本日は早朝からこのような意見交換会の機会いただきましてありがとうございます。日頃から経済産業行政につきましてさまざまなご協力、またご意見やアドバイスもいただいており、ありがとうございます。國分会長におかれましては、広島サミットのサイドイベントで、グローバルなインフラ投資のパートナーシップの在り方をご発信いただき感謝申し上げたいと思います。
この30年、世界はまさに自由貿易、そしてグローバル化が進んできたわけでありますが、グロバリゼーションが進めば全ての国が豊かになる。そして経済の相互依存が高まれば平和が実現されると、そうした確信の下に平和と繁栄のための国際秩序を築き上げてきたわけであります。
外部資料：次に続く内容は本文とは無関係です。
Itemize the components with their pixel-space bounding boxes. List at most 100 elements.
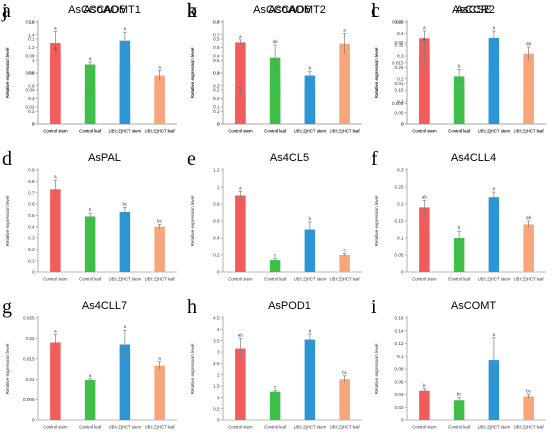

誰もがこの平和と繁栄がこれからも続くと思っていたわけでありますが、この国際秩序が権威主義国家による挑戦を受けています。そしてロシアによるウクライナ侵略、また経済を武器とする一部の国々への対応、経済的威圧の話が今ございましたが、まさに国際社会における喫緊の課題となってきている。もう国際社会でご活躍されておられる皆さま方におかれましては、こうした変化を如実に感じて、新しい時代におけるビジネスの在り方も模索しておられることと思います。デカップリングが非常に難しい中でデリスキングという考え方が今広がっているわけでありますが、地政学的リスクの高まりだけではなくて、気候変動への対応あるいは格差の拡大といった地球規模、人類共通の課題への対応、これが大きな課題となっています。こうした現実の中で、国際社会の平和と繁栄を維持するためには、信頼できるパートナーとの関係強化、信頼の場を可能な限り広げていくという努力が重要であると考えております。
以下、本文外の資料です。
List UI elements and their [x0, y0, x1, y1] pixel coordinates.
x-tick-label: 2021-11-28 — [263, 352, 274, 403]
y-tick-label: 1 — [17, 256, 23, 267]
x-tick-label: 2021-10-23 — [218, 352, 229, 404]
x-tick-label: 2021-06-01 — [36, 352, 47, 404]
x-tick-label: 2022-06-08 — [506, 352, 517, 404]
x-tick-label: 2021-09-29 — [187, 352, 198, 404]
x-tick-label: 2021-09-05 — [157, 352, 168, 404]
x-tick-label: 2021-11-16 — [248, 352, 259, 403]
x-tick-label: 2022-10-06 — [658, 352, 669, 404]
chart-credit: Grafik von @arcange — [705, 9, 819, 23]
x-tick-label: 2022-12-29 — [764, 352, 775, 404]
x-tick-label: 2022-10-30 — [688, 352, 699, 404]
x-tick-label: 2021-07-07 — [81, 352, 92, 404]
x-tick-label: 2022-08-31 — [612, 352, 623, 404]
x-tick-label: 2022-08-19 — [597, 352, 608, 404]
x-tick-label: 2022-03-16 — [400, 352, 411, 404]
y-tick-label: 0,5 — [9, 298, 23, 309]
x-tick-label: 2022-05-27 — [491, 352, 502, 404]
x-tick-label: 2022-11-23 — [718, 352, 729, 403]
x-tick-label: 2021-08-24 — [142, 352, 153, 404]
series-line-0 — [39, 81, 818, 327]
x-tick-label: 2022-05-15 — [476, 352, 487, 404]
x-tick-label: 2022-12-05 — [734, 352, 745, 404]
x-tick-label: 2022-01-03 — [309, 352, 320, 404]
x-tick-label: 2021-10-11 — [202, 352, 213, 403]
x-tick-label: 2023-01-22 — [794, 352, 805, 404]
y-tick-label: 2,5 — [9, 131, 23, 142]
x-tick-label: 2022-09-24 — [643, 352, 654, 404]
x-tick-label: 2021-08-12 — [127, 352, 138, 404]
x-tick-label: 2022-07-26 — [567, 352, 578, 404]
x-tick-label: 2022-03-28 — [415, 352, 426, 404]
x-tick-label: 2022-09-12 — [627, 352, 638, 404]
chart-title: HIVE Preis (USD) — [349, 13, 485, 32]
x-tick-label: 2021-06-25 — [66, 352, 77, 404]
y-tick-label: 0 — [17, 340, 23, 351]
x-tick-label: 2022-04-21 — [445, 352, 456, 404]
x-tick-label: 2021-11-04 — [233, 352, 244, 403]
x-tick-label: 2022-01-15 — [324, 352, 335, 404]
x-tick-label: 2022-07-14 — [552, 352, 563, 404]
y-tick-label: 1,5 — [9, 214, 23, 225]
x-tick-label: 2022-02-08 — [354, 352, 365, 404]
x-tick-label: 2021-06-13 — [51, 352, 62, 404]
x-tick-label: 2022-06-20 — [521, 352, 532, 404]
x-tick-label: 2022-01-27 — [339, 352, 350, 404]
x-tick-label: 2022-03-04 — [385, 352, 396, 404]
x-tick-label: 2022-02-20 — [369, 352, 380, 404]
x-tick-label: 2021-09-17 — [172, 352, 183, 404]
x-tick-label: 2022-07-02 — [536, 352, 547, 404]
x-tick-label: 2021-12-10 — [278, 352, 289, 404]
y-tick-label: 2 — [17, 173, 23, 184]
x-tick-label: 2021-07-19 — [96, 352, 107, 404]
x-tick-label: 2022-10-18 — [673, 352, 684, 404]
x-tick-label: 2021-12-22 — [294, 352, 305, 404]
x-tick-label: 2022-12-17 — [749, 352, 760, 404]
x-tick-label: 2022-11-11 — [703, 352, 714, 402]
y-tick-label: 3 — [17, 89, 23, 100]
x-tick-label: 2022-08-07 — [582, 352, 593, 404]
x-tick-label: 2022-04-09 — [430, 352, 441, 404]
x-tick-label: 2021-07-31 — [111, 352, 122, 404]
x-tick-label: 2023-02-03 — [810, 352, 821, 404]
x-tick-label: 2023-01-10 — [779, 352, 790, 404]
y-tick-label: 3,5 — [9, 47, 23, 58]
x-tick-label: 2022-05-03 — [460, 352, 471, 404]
例えば、広島サミットを含めたG7での枠組みであるとか、あるいはお話がありましたIPEFの交渉、また米国との経済版2+2等のさまざまな機会をとらえ信頼できるパートナーとのサプライチェーンの構築に向けて取り組んでいるところであります。英国が今般CPTPPに加入しました。ハイレベルな協定を維持しながら信頼できるパートナーとのサプライチェーンを強化するものとして大変うれしく思いますし、非常に大事な点だと思っています。國分会長からもお話ありました経済安全保障という視点も重要になってきています。そうした中、信頼の輪を広げていく観点から、グローバルサウスと呼ばれる新興国の国々との関係が鍵を握るわけでもあります。岸田総理が歴訪されました中東諸国、今日私がこの後出発しますインド、あるいは夏にタイミングがうまく合えばアフリカも訪問したいと思っていますが、こうしたグローバルサウスとのパートナーシップ、連携の強化も極めて重要な課題であると認識しております。
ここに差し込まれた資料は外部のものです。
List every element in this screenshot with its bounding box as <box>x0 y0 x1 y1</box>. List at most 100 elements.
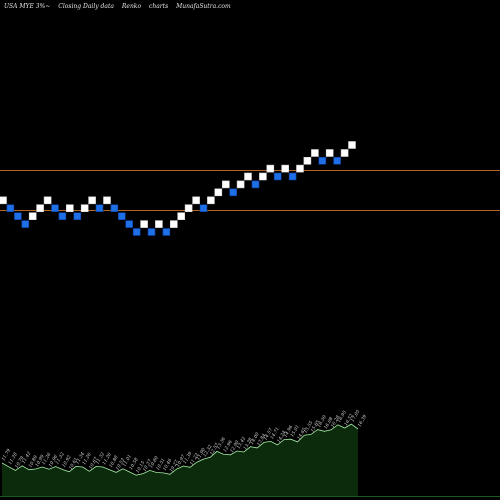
renko-brick-up <box>296 164 304 173</box>
renko-brick-up <box>311 149 319 157</box>
renko-brick-up <box>170 220 178 228</box>
renko-brick-up <box>244 172 252 181</box>
renko-brick-down <box>14 212 22 220</box>
volume-area <box>0 423 500 497</box>
renko-brick-down <box>73 212 82 220</box>
renko-brick-up <box>266 164 275 173</box>
volume-value-label: 10.97 <box>175 454 187 468</box>
renko-brick-up <box>103 196 111 205</box>
volume-value-label: 10.67 <box>88 456 100 470</box>
renko-brick-down <box>288 172 297 181</box>
renko-brick-up <box>43 196 52 205</box>
volume-value-label: 11.01 <box>121 454 133 468</box>
volume-value-label: 15.55 <box>303 420 315 434</box>
renko-brick-up <box>325 149 334 157</box>
volume-value-label: 10.88 <box>108 455 120 469</box>
renko-brick-down <box>229 188 237 197</box>
renko-bricks <box>0 141 356 236</box>
renko-brick-up <box>28 212 37 220</box>
volume-value-label: 10.51 <box>155 457 167 471</box>
volume-outline <box>1 423 359 476</box>
volume-value-label: 11.22 <box>189 452 201 466</box>
volume-value-label: 13.84 <box>256 433 268 447</box>
volume-value-label: 14.96 <box>283 424 295 438</box>
volume-value-label: 17.05 <box>350 409 362 423</box>
renko-brick-up <box>155 220 163 228</box>
renko-brick-up <box>192 196 200 205</box>
renko-brick-up <box>184 204 193 212</box>
volume-value-label: 11.39 <box>182 451 194 465</box>
chart-header: USA MYE 3%~ Closing Daily data Renko cha… <box>4 3 237 10</box>
volume-labels: 11.7911.2810.7911.4210.8910.9911.2610.96… <box>1 409 369 474</box>
volume-value-label: 15.01 <box>289 424 301 438</box>
site-label: MunafaSutra.com <box>176 3 231 10</box>
volume-value-label: 14.71 <box>269 426 281 440</box>
volume-value-label: 11.26 <box>81 452 93 466</box>
renko-brick-down <box>199 204 208 212</box>
volume-value-label: 12.96 <box>222 439 234 453</box>
volume-value-label: 11.26 <box>41 452 53 466</box>
volume-value-label: 10.92 <box>61 454 73 468</box>
volume-value-label: 11.26 <box>101 452 113 466</box>
renko-brick-down <box>21 220 30 228</box>
volume-value-label: 10.61 <box>68 457 80 471</box>
volume-value-label: 11.90 <box>195 447 207 461</box>
volume-value-label: 10.37 <box>142 458 154 472</box>
volume-value-label: 14.24 <box>276 430 288 444</box>
renko-brick-down <box>147 228 156 236</box>
renko-brick-down <box>273 172 282 181</box>
chart-word-label: charts <box>148 3 169 10</box>
renko-brick-up <box>236 180 245 189</box>
renko-brick-down <box>118 212 126 220</box>
volume-value-label: 11.28 <box>7 452 19 466</box>
volume-value-label: 10.89 <box>27 454 39 468</box>
renko-brick-up <box>177 212 185 220</box>
volume-value-label: 11.32 <box>95 451 107 465</box>
volume-value-label: 16.08 <box>323 416 335 430</box>
volume-value-label: 12.32 <box>202 444 214 458</box>
renko-brick-up <box>303 157 312 165</box>
volume-value-label: 14.00 <box>249 431 261 445</box>
volume-value-label: 11.34 <box>74 451 86 465</box>
volume-value-label: 10.46 <box>162 458 174 472</box>
renko-brick-up <box>88 196 96 205</box>
renko-brick-up <box>259 172 267 181</box>
renko-brick-down <box>6 204 15 212</box>
volume-value-label: 11.32 <box>54 451 66 465</box>
volume-value-label: 13.42 <box>236 436 248 450</box>
renko-brick-up <box>36 204 44 212</box>
volume-value-label: 10.15 <box>135 460 147 474</box>
renko-brick-down <box>162 228 171 236</box>
renko-brick-up <box>207 196 215 205</box>
renko-brick-down <box>58 212 67 220</box>
renko-brick-up <box>66 204 74 212</box>
volume-fill <box>2 424 358 496</box>
volume-value-label: 10.96 <box>48 454 60 468</box>
renko-brick-down <box>110 204 119 212</box>
renko-brick-up <box>0 196 7 205</box>
volume-value-label: 13.36 <box>215 436 227 450</box>
volume-value-label: 10.99 <box>34 454 46 468</box>
renko-brick-down <box>95 204 104 212</box>
renko-brick-down <box>318 157 327 165</box>
volume-value-label: 13.28 <box>242 437 254 451</box>
chart-description: Closing Daily data <box>58 3 114 10</box>
symbol-label: USA MYE 3%~ <box>4 3 51 10</box>
renko-brick-up <box>348 141 356 149</box>
renko-brick-down <box>251 180 260 189</box>
volume-value-label: 12.90 <box>229 440 241 454</box>
renko-brick-up <box>281 164 290 173</box>
volume-value-label: 16.30 <box>316 414 328 428</box>
renko-brick-down <box>125 220 133 228</box>
volume-value-label: 16.28 <box>330 415 342 429</box>
volume-value-label: 11.42 <box>21 451 33 465</box>
volume-value-label: 10.52 <box>115 457 127 471</box>
volume-value-label: 10.79 <box>14 455 26 469</box>
renko-brick-up <box>214 188 223 197</box>
renko-brick-up <box>140 220 148 228</box>
volume-value-label: 10.27 <box>168 459 180 473</box>
volume-value-label: 10.58 <box>128 457 140 471</box>
volume-value-label: 14.65 <box>296 427 308 441</box>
お話のありました脱炭素化、気候変動問題への対応につきましては、それぞれの国の事情に応じて、日本の持つエネルギー脱炭素技術をうまく活かしながら連携して対応していくことも重要と思います。中東へ歴訪された岸田総理は、サウジ、UAE、カタールなどとクリーンエネルギー、脱炭素のパートナーとして協力を深化させる方針を示されたところであります。また、昨日「LNG産消会議2023」を開催いたしまして、日本貿易保険(NEXI)が機動的な資金調達が必要なLNGのトレーディング事業に対する支援の第一号案件を発表する予定であることも公表したところであります。こうしたグローバルサウスとの関係をぜひ強化していきたいと思っております。
さらに今こうした状況の中で日本経済はさまざまな制約を乗り越えて成長していくためにはイノベーション、技術革新が重要でありますし、それを引き出していくためのアニマルスピリッツを今日皆さまからお話で伺いたいと思っております。世界を股にかけて世界に広がるネットワークを駆使してアニマルスピリッツでビジネスを開拓してこられておられます皆さま方であります。ぜひこれからも世界のネットワークを活かしながら、アニマルスピリッツで今申し上げたようなさまざまな課題を乗り越える先陣役としてのご活躍を期待しているところでございます。
最後になりますが、福島の復興の大前提となります東電の福島第一原発の廃炉を進めていくことにしておりますが、その中でALPS処理水の処分は避けては通れない課題でございます。この処理水放出後の福島産品、あるいは三陸常磐ものの風評に負けないような販路開拓、消費拡大も重要だと思っております。こうした面でもご協力いただければありがたいと思っています。